As the capital of North Macedonia, Skopje is home to several sports teams and venues. FK Vardar and FK Rabotnički are the two strongest and most popular football teams, whilst RK Kometal Gjorče Petrov is the most popular handball team, being a European Women's EHF Champions League champion for 2002.While WHC Vardar are five-time medalists with three bronze and two silver medals at Women's EHF Champions League F4. RK Vardar and RK Metalurg are two main male handball teams.
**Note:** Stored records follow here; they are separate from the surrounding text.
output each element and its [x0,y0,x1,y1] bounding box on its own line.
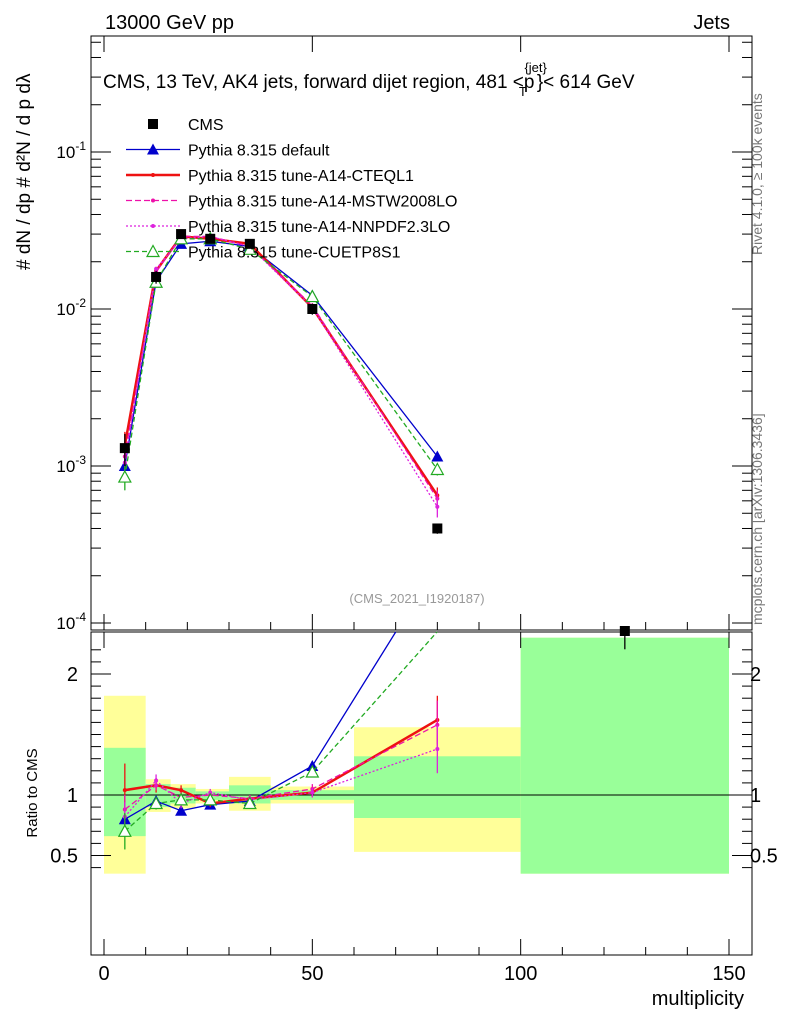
legend-label: CMS [188,117,224,134]
series-cteql1 [122,234,440,505]
data-point [244,238,255,249]
legend-marker [151,224,155,228]
data-point [117,469,132,483]
legend-marker [151,173,155,177]
ratio-ytick-label: 1 [67,785,78,807]
ratio-point [208,790,213,795]
legend-marker [147,143,159,155]
data-point [119,443,130,454]
legend-marker [151,198,155,203]
band-green-3 [195,791,229,800]
y-axis-label-main: # dN / dp # d²N / d p dλ [14,73,35,270]
ratio-point [122,788,127,793]
legend-entry: Pythia 8.315 tune-A14-CTEQL1 [126,168,414,185]
legend-label: Pythia 8.315 tune-CUETP8S1 [188,245,401,262]
series-line-nnpdf [124,235,438,508]
plot-title-sub: T [519,84,527,99]
ratio-point [117,824,132,837]
series-mstw [122,234,440,509]
ratio-frame [90,631,753,956]
data-point [435,504,440,509]
ratio-point [179,788,184,793]
data-point [430,462,445,476]
legend-marker [148,119,158,129]
data-point [432,523,443,534]
main-series-group [117,229,630,650]
x-tick-label: 150 [712,963,745,985]
ratio-point [174,792,189,806]
legend-label: Pythia 8.315 tune-A14-CTEQL1 [188,168,414,185]
x-tick-label: 0 [98,963,109,985]
mcplots-credit: mcplots.cern.ch [arXiv:1306.3436] [749,413,765,625]
ratio-axis-ticks: 0 50 100 150 0.5 0.5 1 1 2 2 [50,632,778,985]
legend-label: Pythia 8.315 default [188,143,330,160]
data-point [154,266,159,271]
x-axis-label: multiplicity [652,988,744,1010]
ratio-ytick-label-right: 1 [750,785,761,807]
legend-entry: CMS [148,117,224,134]
header-left: 13000 GeV pp [105,12,234,34]
band-green-7 [520,637,729,874]
ratio-point [305,764,320,778]
ratio-ytick-label-right: 2 [750,664,761,686]
data-point [619,626,630,636]
analysis-id: (CMS_2021_I1920187) [349,591,484,606]
ratio-point [203,792,218,806]
data-point [305,289,320,303]
data-point [205,233,216,244]
ratio-ytick-label: 0.5 [50,846,78,868]
ratio-ytick-label-right: 0.5 [750,846,778,868]
legend-marker [145,244,161,258]
data-point [431,450,444,462]
series-cms [119,229,630,650]
series-line-mstw [124,235,438,499]
y-axis-label-ratio: Ratio to CMS [24,748,41,837]
series-nnpdf [122,234,440,518]
ratio-point [310,790,315,795]
plot-title-end: }< 614 GeV [537,72,635,93]
ratio-point [149,796,164,810]
rivet-version: Rivet 4.1.0, ≥ 100k events [749,93,765,255]
legend-entry: Pythia 8.315 default [126,143,330,160]
plot-title-main: CMS, 13 TeV, AK4 jets, forward dijet reg… [103,72,534,93]
ratio-point [175,804,188,816]
data-point [151,271,162,282]
series-default [118,235,444,474]
legend-label: Pythia 8.315 tune-A14-NNPDF2.3LO [188,219,450,236]
legend-entry: Pythia 8.315 tune-A14-NNPDF2.3LO [126,219,450,236]
header-right: Jets [693,12,730,34]
y-tick-label-main: 10-4 [56,610,86,633]
data-point [176,229,187,240]
ratio-point [154,778,159,783]
data-point [307,304,318,314]
x-tick-label: 50 [301,963,323,985]
y-tick-label-main: 10-1 [56,139,86,162]
legend: CMS Pythia 8.315 default Pythia 8.315 tune… [126,117,457,262]
legend-entry: Pythia 8.315 tune-A14-MSTW2008LO [126,194,457,211]
y-tick-label-main: 10-3 [56,453,86,476]
plot-title-sup: {jet} [524,60,547,75]
legend-label: Pythia 8.315 tune-A14-MSTW2008LO [188,194,457,211]
legend-entry: Pythia 8.315 tune-CUETP8S1 [126,244,401,262]
plot-title: CMS, 13 TeV, AK4 jets, forward dijet reg… [103,60,635,99]
ratio-ytick-label: 2 [67,664,78,686]
x-tick-label: 100 [504,963,537,985]
main-axis-ticks: 10-1 10-2 10-3 10-4 [56,36,752,633]
ratio-series-group [117,631,440,850]
ratio-uncertainty-bands [91,637,752,874]
y-tick-label-main: 10-2 [56,296,86,319]
ratio-point [435,747,440,752]
ratio-series-cuetp8s1 [117,631,438,850]
ratio-point [242,796,257,810]
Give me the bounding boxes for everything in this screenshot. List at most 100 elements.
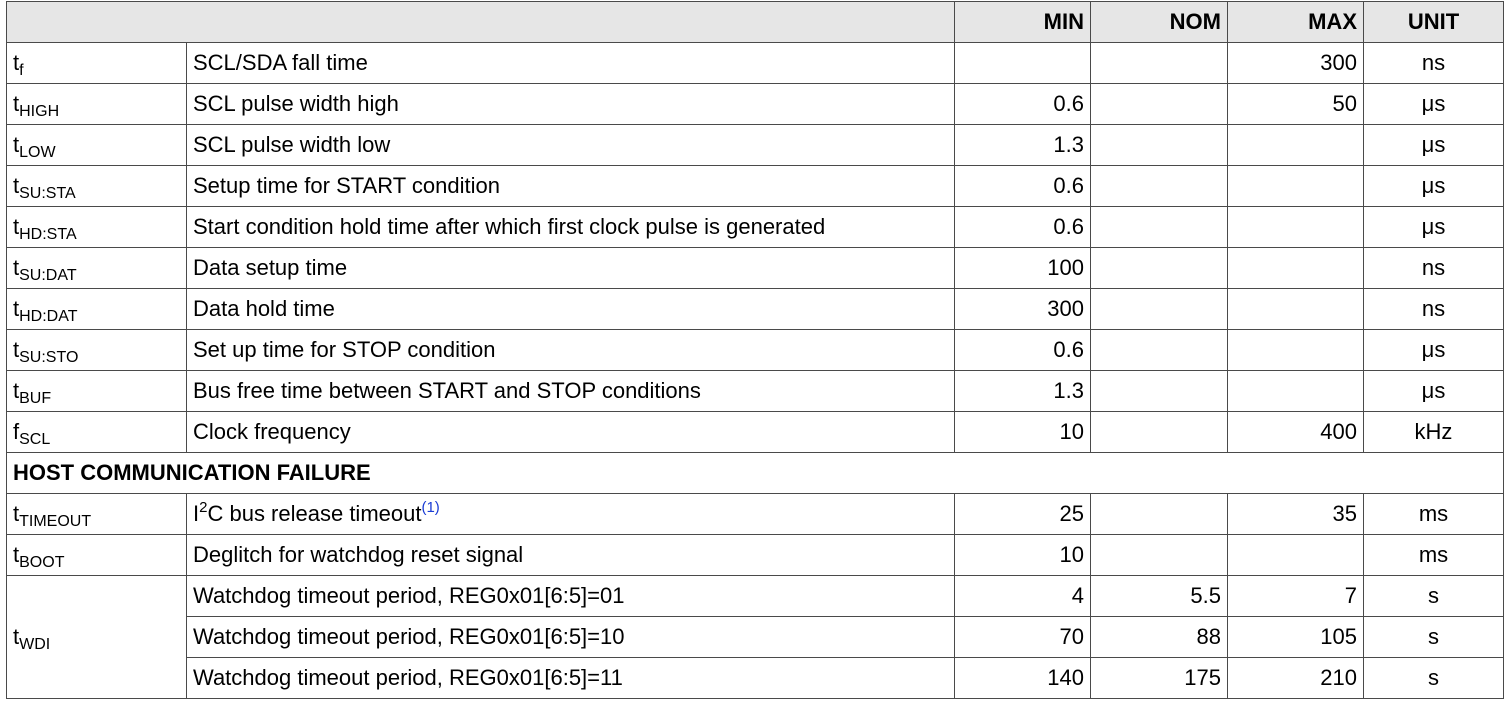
nom-value — [1090, 124, 1228, 166]
param-description: I2C bus release timeout(1) — [186, 493, 955, 535]
param-description: SCL pulse width low — [186, 124, 955, 166]
header-unit: UNIT — [1363, 1, 1504, 43]
nom-value: 175 — [1090, 657, 1228, 699]
unit-value: ms — [1363, 534, 1504, 576]
nom-value — [1090, 288, 1228, 330]
max-value: 300 — [1227, 42, 1364, 84]
table-row: tHD:DAT Data hold time 300 ns — [6, 288, 1504, 330]
max-value: 400 — [1227, 411, 1364, 453]
min-value: 1.3 — [954, 124, 1091, 166]
nom-value: 5.5 — [1090, 575, 1228, 617]
table-row: tSU:DAT Data setup time 100 ns — [6, 247, 1504, 289]
min-value: 25 — [954, 493, 1091, 535]
table-row: tSU:STO Set up time for STOP condition 0… — [6, 329, 1504, 371]
max-value: 210 — [1227, 657, 1364, 699]
min-value: 300 — [954, 288, 1091, 330]
param-description: Watchdog timeout period, REG0x01[6:5]=11 — [186, 657, 955, 699]
nom-value — [1090, 206, 1228, 248]
header-max: MAX — [1227, 1, 1364, 43]
header-min: MIN — [954, 1, 1091, 43]
nom-value — [1090, 247, 1228, 289]
min-value: 100 — [954, 247, 1091, 289]
nom-value — [1090, 329, 1228, 371]
param-description: SCL pulse width high — [186, 83, 955, 125]
nom-value — [1090, 493, 1228, 535]
param-symbol: fSCL — [6, 411, 187, 453]
min-value: 10 — [954, 411, 1091, 453]
unit-value: μs — [1363, 329, 1504, 371]
unit-value: kHz — [1363, 411, 1504, 453]
param-description: SCL/SDA fall time — [186, 42, 955, 84]
param-description: Watchdog timeout period, REG0x01[6:5]=10 — [186, 616, 955, 658]
max-value — [1227, 370, 1364, 412]
param-symbol: tSU:STA — [6, 165, 187, 207]
param-description: Data hold time — [186, 288, 955, 330]
unit-value: μs — [1363, 206, 1504, 248]
param-description: Clock frequency — [186, 411, 955, 453]
param-symbol: tWDI — [6, 575, 187, 699]
max-value — [1227, 288, 1364, 330]
section-row: HOST COMMUNICATION FAILURE — [6, 452, 1504, 494]
param-symbol: tHD:STA — [6, 206, 187, 248]
unit-value: ns — [1363, 247, 1504, 289]
max-value: 35 — [1227, 493, 1364, 535]
max-value — [1227, 165, 1364, 207]
unit-value: μs — [1363, 124, 1504, 166]
min-value: 0.6 — [954, 329, 1091, 371]
min-value: 10 — [954, 534, 1091, 576]
param-symbol: tBOOT — [6, 534, 187, 576]
param-symbol: tHD:DAT — [6, 288, 187, 330]
min-value: 1.3 — [954, 370, 1091, 412]
param-description: Deglitch for watchdog reset signal — [186, 534, 955, 576]
header-row: MIN NOM MAX UNIT — [6, 1, 1504, 43]
param-description: Data setup time — [186, 247, 955, 289]
param-symbol: tf — [6, 42, 187, 84]
min-value: 70 — [954, 616, 1091, 658]
section-title: HOST COMMUNICATION FAILURE — [6, 452, 1504, 494]
nom-value — [1090, 534, 1228, 576]
unit-value: μs — [1363, 370, 1504, 412]
max-value: 7 — [1227, 575, 1364, 617]
timing-spec-table: MIN NOM MAX UNIT tf SCL/SDA fall time 30… — [6, 1, 1504, 699]
min-value: 140 — [954, 657, 1091, 699]
table-row: tBUF Bus free time between START and STO… — [6, 370, 1504, 412]
param-symbol: tLOW — [6, 124, 187, 166]
param-symbol: tBUF — [6, 370, 187, 412]
table-row: Watchdog timeout period, REG0x01[6:5]=10… — [7, 616, 1504, 658]
param-symbol: tTIMEOUT — [6, 493, 187, 535]
min-value: 0.6 — [954, 206, 1091, 248]
unit-value: μs — [1363, 83, 1504, 125]
min-value: 0.6 — [954, 83, 1091, 125]
min-value: 4 — [954, 575, 1091, 617]
param-description: Setup time for START condition — [186, 165, 955, 207]
nom-value: 88 — [1090, 616, 1228, 658]
max-value — [1227, 534, 1364, 576]
param-description: Set up time for STOP condition — [186, 329, 955, 371]
table-row: tHD:STA Start condition hold time after … — [6, 206, 1504, 248]
table-row: tTIMEOUT I2C bus release timeout(1) 25 3… — [6, 493, 1504, 535]
max-value: 50 — [1227, 83, 1364, 125]
nom-value — [1090, 165, 1228, 207]
table-row: fSCL Clock frequency 10 400 kHz — [6, 411, 1504, 453]
nom-value — [1090, 42, 1228, 84]
table-row: tLOW SCL pulse width low 1.3 μs — [6, 124, 1504, 166]
param-symbol: tHIGH — [6, 83, 187, 125]
table-row: tBOOT Deglitch for watchdog reset signal… — [6, 534, 1504, 576]
min-value — [954, 42, 1091, 84]
nom-value — [1090, 411, 1228, 453]
unit-value: s — [1363, 575, 1504, 617]
unit-value: s — [1363, 616, 1504, 658]
max-value — [1227, 206, 1364, 248]
max-value — [1227, 329, 1364, 371]
table-row: tSU:STA Setup time for START condition 0… — [6, 165, 1504, 207]
footnote-link[interactable]: (1) — [421, 499, 440, 516]
unit-value: ms — [1363, 493, 1504, 535]
header-nom: NOM — [1090, 1, 1228, 43]
table-row: tHIGH SCL pulse width high 0.6 50 μs — [6, 83, 1504, 125]
table-row: Watchdog timeout period, REG0x01[6:5]=11… — [7, 657, 1504, 699]
param-symbol: tSU:DAT — [6, 247, 187, 289]
table-row: tf SCL/SDA fall time 300 ns — [6, 42, 1504, 84]
max-value — [1227, 124, 1364, 166]
param-description: Watchdog timeout period, REG0x01[6:5]=01 — [186, 575, 955, 617]
nom-value — [1090, 83, 1228, 125]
RK Vardar are the Men's EHF Champions League  2017 Champions, and MZT Skopje and Rabotnički are best in basketball.

Events 

Recently, Skopje was the host of the following events:

 2006 W.A.K.O. European Championships
 2008 European Women's Handball Championship, Skopje Sports Arena
 2008 Women's Junior World Championship
 2009 Men's U20 European Basketaball Championship - Division B
 2010 European Twenty20 Championship
 2010 UEFA Women's Under-19 Championship
 2011 Davis Cup Europe Zone Group III
 2017 UEFA Super Cup

Organizations

Sports venues
Skopje has four major sports indoor halls, of which the Boris Trajkovski Sports Arena is the biggest. The main stadium is the Philip II Arena and it hosts the North Macedonia national football team.